Il rischio di ulteriori patologie di origine alimentare è ormai una realtà anche in una metropoli europea di medie dimensioni come Milano. Lo testimonia il fatto che le Università di Milano si stanno occupando di un problema che riguarda la comunità cinese, e in particolare le puerpere, che manifestano patologie da cambio di alimentazione.

La nostra dieta mediterranea evidentemente non è indicata a tutti; infatti i cinesi, che a differenza degli europei da migliaia di anni non hanno allevato bovini, non hanno la stessa capacità di metabolizzare tutti i latticini; per loro alla dieta mediterranea è preferibile una dieta a base di riso, pesce e carni bianche. A loro il gelato può far male.

Lo stesso vale anche per chi proviene dall’America Latina ed è abituato a legumi, vegetali e verdure cotte. Noi stessi diventeremmo obesi o ci ammaleremmo in poco tempo se seguissimo una dieta particolarmente diversa dalla nostra, proveniente dal resto del mondo o anche dal vicino Nord Europa. Analogamente, se gli abitanti del Nord Europa mangiassero in continuazione quello che si mangia abitualmente nel Sud Europa rischierebbero nuove patologie alimentari.

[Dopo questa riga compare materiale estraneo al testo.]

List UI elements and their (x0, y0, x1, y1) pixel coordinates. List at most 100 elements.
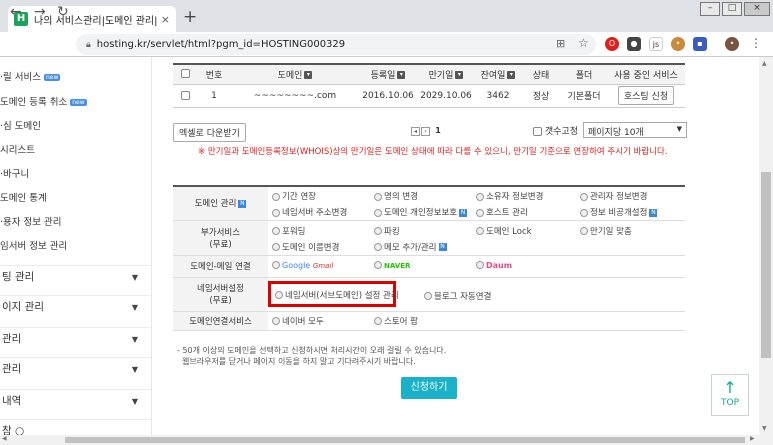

Sappiamo che il mondo tende a svilupparsi nelle città multietniche e  che quindi le contaminazioni alimentari aumenteranno. Questa è una fonte strutturale di cambiamento nutrizionale e nel contempo di incremento del fabbisogno alimentare.

Da un lato dobbiamo produrre di più per tutti salvaguardando le risorse e dall’altro dobbiamo continuare a contaminarci sul piano alimentare tenendo però conto delle conseguenze.

Se non lo si farà potranno esplodere sempre di più delle vere e proprie epidemie a carattere planetario, quella dell’obesità è il caso più classico, ma ce ne sono anche di altra natura talvolta più silenti, come quelle più legate agli effetti dell’urbanizzazione sull’aria che respiriamo e sull’acqua che beviamo o alle pratiche di confezionamento e conservazione dei cibi con particolari materiali plastici. 

Intervenire sia in termini preventivi che curativi è ormai una necessità che, come al solito,  ci fornisce l’opportunità di inventare nuovi servizi, metodi, sistemi, prodotti e scambi culturali che possono recuperare il valore dell’esperienza di civiltà che fino a poco tempo fa consideravamo lontane.